Возможно, сидящая перед ним женщина боялась услышать это из его уст.

– Мы никогда не делали ничего плохого, только раз, всего один раз! – вскрикнула она. – И потом – он был не такой, как все парни, ему тоже было стыдно, как и мне. – И словно в оправдание себе, она, отвернув от него голову, шепотом добавила: – У меня было два мужа и еще Джон, но я никогда особенно не увлекалась этим. – Ее голова откинулась назад, а лицо горело. – Мы были помолвлены, собирались пожениться…

Арчери понял, что пора поспешить со своими предположениями.

– А когда он погиб, вы поняли, что ждете ребенка? – сказал он, и женщина молча кивнула, снова онемев от сжигавшего ее стыда. – Вам некуда было идти, вы боялись и потому вышли за Пейнтера. Позвольте, я подсчитаю: Джон Грейс погиб в феврале сорок пятого года, а Пейнтер вернулся домой из Бирмы в конце марта. Вы наверняка знали его еще до этого, – добавил Генри экспромтом. – Возможно, его полк стоял в Форби перед отправкой на Восток? – Едва заметный кивок был ему наградой, и он уже готовился продолжать, готовился воссоздать историю чужой жизни по одному письму из Кендала, по лицу на фото и синякам на руке женщины, которых он не видел своими глазами, но о которых слышал от других, но тут его взгляд упал на дверь за креслом, где сидела Ирен. Упал всего на миг, но этого было достаточно: священник весь подобрался и сжал кулаки, сдерживая рвущийся наружу вскрик, а точнее, даже вздох. Одного вздоха было бы достаточно. В распахнутых дверях в сад, на фоне яростно пламенеющих лепестков, стоял и напряженно слушал безмолвный, неподвижный Кершо. Давно ли он там? И что успел услышать? Пораженный ужасом Арчери искал в его лице следы страдания или гнева, но увидел лишь нежность, и это придало ему мужества.

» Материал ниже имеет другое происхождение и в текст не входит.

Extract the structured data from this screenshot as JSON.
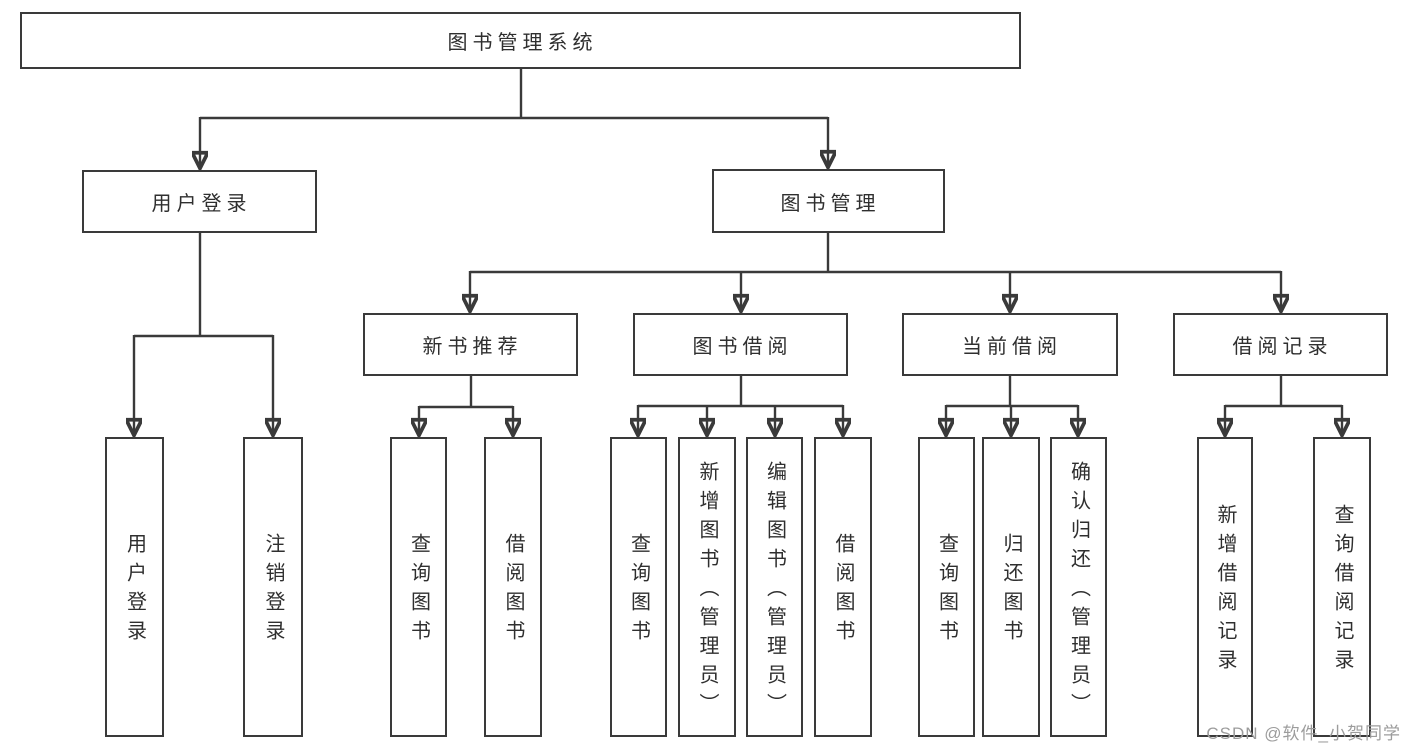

Да, сейчас он выдаст эту женщину с головой, и, возможно, совершит непростительное. Все равно, слишком поздно.

– Позвольте, я попытаюсь закончить за вас, – сказал он, не зная, не выдал ли его волнения голос. – Вы поженились и позволили ему думать, что он – отец Тесс. Но он что-то заподозрил и потому никогда не любил ее так, как отцу подобает любить свою дочь, верно? Но почему вы ничего не сказали мистеру Кершо?

Ирен подалась вперед, и пастор понял, что она не слышит почти беззвучных шагов мужа у себя за спиной.

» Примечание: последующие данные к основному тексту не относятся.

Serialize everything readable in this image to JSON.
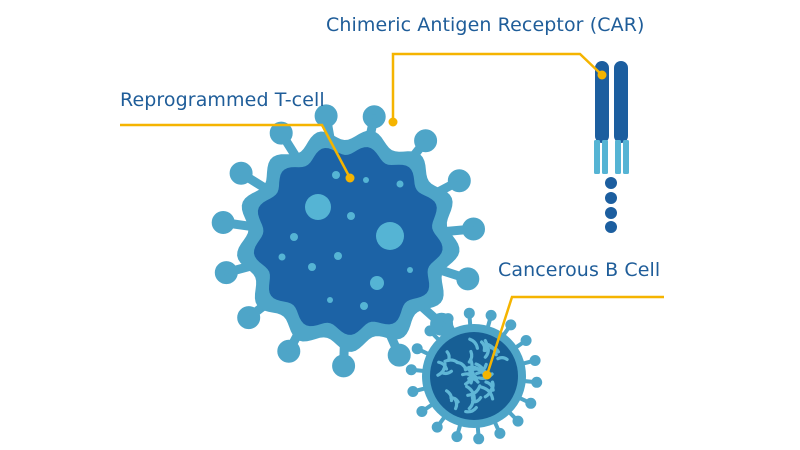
{
  "labels": {
    "car": "Chimeric Antigen Receptor (CAR)",
    "t_cell": "Reprogrammed T-cell",
    "b_cell": "Cancerous B Cell"
  },
  "colors": {
    "label_text": "#1f5d99",
    "leader_line": "#f5b400",
    "t_cell_outer": "#4ea5c8",
    "t_cell_inner": "#1c63a6",
    "t_cell_spots": "#55b4d4",
    "b_cell_outer": "#4ea5c8",
    "b_cell_inner": "#175f95",
    "b_cell_squiggles": "#5fb6d6",
    "car_dark": "#1c5e9f",
    "car_light": "#55b4d4"
  }
}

– Он никогда не спрашивал меня о моей жизни с Бертом, – сказала она. – А мне было так стыдно, стыдно, что я жила с таким человеком, как Берт. Мистер Кершо такой добрый – вы его не знаете, – он никогда меня ни о чем не спрашивал, но кое-что мне все же пришлось ему рассказать, как же иначе? – Ее вдруг посетило красноречие. – Только подумайте, что я могла ему сказать, что я могла принести в его жизнь, – ничего! Люди на улице показывали на меня пальцем, как на прокаженную. И все это пришлось взвалить на свои плечи мистеру Кершо – человеку, который никогда в жизни не запятнал себя ничем подозрительным. Он сказал, что мы уедем туда, где меня никто не знает, и что это не моя вина. Что я невинна. Как после всего этого я могла взять и сказать ему, что Тесс – незаконнорожденная?